Australian director Shane Abbess earned critical plaudits for his 2008 debut feature Gabriel, and found himself whisked over to Hollywood and lined up to direct Source Code. The job fell through after a disagreement with leading man Jake Gyllenhaal, and six years after his debut, Abbess found himself back in Australia making Infini (Altitude). Humanity has become the victim of mass overpopulation and Whit Carmichael (Daniel MacPherson, Neighbours) has accepted a high-risk security job that requires off-world travel. Whit’s team are wiped out, however, and an elite rescue squad is duly dispatched to locate him and stop whatever caused the death of his crew from returning to earth. MacPherson -the current host of the Australian version of Dancing with the Stars -acquits himself surprisingly well in the lead role, and Infini is a solid, claustrophobic sci-fi thriller, albeit one that treads a dangerously derivative path.
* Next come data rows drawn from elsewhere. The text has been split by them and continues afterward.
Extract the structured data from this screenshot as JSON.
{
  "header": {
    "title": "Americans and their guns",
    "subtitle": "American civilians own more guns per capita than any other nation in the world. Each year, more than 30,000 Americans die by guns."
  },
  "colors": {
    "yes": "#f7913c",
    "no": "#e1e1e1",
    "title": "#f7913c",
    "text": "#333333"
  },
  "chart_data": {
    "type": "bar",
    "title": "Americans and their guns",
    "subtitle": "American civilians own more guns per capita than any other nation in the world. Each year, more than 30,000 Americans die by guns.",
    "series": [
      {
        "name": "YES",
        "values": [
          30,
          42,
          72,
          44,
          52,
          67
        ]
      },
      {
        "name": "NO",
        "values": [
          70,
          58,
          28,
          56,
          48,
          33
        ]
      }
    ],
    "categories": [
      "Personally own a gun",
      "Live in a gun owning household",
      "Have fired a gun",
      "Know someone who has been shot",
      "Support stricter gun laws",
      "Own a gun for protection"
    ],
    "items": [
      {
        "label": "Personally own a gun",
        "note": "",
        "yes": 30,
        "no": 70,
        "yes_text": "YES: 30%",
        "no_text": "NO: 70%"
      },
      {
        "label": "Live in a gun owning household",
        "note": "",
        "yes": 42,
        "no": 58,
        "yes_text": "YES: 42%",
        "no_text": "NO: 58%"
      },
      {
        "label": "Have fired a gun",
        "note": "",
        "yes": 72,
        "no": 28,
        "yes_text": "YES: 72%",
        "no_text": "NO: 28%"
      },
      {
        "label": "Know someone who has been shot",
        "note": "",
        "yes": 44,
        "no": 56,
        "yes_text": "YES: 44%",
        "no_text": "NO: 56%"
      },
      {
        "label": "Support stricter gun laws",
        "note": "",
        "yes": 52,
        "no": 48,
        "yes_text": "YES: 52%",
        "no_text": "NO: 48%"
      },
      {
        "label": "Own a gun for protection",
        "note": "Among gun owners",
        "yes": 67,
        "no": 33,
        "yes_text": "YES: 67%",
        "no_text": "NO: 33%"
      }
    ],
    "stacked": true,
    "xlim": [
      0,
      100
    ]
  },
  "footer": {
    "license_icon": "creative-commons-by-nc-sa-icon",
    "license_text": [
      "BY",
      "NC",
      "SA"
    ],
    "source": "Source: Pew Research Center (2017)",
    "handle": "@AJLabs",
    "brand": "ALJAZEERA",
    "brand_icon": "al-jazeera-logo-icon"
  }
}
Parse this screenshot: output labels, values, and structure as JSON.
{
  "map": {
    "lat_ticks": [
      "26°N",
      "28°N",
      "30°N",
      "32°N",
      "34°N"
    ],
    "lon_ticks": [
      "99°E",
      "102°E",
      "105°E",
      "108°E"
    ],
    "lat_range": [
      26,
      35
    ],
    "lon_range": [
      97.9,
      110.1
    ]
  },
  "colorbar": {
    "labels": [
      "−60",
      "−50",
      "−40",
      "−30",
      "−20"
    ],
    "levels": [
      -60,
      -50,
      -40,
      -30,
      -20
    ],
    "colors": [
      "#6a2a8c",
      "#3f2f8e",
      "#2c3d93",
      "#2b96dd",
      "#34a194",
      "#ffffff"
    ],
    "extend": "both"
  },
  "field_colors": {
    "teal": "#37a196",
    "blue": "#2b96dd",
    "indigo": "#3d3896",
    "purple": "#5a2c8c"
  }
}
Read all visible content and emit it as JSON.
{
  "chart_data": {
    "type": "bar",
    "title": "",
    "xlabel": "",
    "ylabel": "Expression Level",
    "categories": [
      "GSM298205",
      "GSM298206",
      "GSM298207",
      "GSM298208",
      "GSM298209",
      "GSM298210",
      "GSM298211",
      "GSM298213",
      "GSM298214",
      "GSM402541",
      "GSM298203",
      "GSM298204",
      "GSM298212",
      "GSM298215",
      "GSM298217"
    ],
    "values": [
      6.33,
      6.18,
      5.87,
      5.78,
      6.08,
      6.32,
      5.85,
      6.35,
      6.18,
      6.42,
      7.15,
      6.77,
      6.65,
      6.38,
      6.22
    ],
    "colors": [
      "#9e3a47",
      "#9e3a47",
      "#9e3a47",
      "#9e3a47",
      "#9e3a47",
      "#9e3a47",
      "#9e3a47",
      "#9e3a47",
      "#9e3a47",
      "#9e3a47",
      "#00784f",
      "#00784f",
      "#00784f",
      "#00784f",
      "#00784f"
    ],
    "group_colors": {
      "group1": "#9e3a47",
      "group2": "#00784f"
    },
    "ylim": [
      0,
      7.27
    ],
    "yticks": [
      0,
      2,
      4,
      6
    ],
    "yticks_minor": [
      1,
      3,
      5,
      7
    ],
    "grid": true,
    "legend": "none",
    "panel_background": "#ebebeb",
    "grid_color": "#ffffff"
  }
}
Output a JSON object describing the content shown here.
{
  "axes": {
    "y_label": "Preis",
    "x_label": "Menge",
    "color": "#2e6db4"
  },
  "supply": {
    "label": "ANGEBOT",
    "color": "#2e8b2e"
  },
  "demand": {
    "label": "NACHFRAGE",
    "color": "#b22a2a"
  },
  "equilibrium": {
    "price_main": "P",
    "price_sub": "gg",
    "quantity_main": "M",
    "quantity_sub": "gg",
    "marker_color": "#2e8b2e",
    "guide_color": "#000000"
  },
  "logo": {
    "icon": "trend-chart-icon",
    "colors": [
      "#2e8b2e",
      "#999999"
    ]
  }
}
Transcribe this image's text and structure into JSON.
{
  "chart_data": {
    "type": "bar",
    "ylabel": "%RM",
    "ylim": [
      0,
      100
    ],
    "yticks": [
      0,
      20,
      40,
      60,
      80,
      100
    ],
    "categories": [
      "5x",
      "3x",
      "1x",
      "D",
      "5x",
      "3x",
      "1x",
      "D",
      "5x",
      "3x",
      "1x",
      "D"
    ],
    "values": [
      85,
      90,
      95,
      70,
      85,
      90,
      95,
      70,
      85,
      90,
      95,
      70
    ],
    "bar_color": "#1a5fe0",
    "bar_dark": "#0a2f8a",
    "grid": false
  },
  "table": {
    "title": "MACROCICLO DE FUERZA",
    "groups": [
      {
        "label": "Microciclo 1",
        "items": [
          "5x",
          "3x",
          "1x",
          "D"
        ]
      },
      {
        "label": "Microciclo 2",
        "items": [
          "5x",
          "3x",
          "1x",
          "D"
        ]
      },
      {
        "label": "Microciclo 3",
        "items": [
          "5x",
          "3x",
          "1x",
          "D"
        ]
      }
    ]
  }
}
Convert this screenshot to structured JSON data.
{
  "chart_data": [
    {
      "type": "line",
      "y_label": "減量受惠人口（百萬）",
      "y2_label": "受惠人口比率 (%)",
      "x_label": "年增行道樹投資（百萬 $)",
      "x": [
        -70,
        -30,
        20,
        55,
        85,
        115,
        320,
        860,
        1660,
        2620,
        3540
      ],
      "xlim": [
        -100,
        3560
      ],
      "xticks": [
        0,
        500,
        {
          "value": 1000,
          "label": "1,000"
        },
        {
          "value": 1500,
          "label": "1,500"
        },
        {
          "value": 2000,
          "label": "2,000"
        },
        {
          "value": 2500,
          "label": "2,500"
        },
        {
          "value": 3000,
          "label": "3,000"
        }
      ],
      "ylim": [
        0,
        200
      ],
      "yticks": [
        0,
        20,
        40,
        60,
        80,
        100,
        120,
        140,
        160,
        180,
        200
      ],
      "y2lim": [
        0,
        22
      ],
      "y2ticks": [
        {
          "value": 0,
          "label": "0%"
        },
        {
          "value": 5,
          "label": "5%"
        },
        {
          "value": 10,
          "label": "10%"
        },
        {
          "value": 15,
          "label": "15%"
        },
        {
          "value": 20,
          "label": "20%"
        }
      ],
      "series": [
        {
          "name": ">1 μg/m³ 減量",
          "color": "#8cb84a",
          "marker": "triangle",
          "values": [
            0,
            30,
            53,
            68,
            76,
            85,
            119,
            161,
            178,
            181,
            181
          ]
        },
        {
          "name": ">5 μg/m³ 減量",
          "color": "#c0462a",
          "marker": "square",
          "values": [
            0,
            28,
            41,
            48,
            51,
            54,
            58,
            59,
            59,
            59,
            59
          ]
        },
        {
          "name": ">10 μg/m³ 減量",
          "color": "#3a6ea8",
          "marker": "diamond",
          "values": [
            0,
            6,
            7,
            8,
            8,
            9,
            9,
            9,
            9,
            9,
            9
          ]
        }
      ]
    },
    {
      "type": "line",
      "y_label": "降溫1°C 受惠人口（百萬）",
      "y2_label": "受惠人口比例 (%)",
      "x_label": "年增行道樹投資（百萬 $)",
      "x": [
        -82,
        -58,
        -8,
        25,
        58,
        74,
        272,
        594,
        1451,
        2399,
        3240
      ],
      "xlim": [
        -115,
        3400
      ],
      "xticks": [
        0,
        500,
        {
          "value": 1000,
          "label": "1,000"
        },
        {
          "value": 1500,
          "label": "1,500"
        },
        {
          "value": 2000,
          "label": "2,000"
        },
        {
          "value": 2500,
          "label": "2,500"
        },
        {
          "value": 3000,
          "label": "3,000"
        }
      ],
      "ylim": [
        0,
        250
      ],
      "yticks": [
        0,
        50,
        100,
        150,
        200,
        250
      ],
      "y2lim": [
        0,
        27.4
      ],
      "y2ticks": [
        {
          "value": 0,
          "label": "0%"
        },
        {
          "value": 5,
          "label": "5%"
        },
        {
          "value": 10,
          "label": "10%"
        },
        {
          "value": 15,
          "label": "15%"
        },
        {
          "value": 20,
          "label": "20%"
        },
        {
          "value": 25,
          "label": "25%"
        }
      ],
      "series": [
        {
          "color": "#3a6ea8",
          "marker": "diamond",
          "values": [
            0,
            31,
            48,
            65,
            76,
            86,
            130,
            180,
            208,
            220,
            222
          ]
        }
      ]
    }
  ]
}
Underwhelming, but watchable.
The cover of War Pigs (Signature) seems to position the movie as a cut-price re-tread of The Expendables, with shop-soiled action hero Dolph Lundgren rubbing soldiers with a surgery-ravaged Mickey Rourke, UFC fighter Chuck Liddell and ex-Bros star (turned-poor-man’s-Jason-Statham) Luke Goss. The movie is set at the height of the Second World War, as an infantry unit known as the ‘War Pigs’, led by Captain Jack Wosick (Goss), must venture behind enemy lines on a suicide mission to recover a Nazi super weapon. Aided by French Foreign Legion fighter Captain Hans Picault (Lundgren), the motley crew of soldiers overcome their personal differences before going head-to-head with the Nazis. Despite its eye-catching action-orientated cast, War Pigs is a weirdly sluggish thriller, and one that is strangely low on action. To be honest, the most memorable thing about it is the frightening state of Mickey Rourke’s face!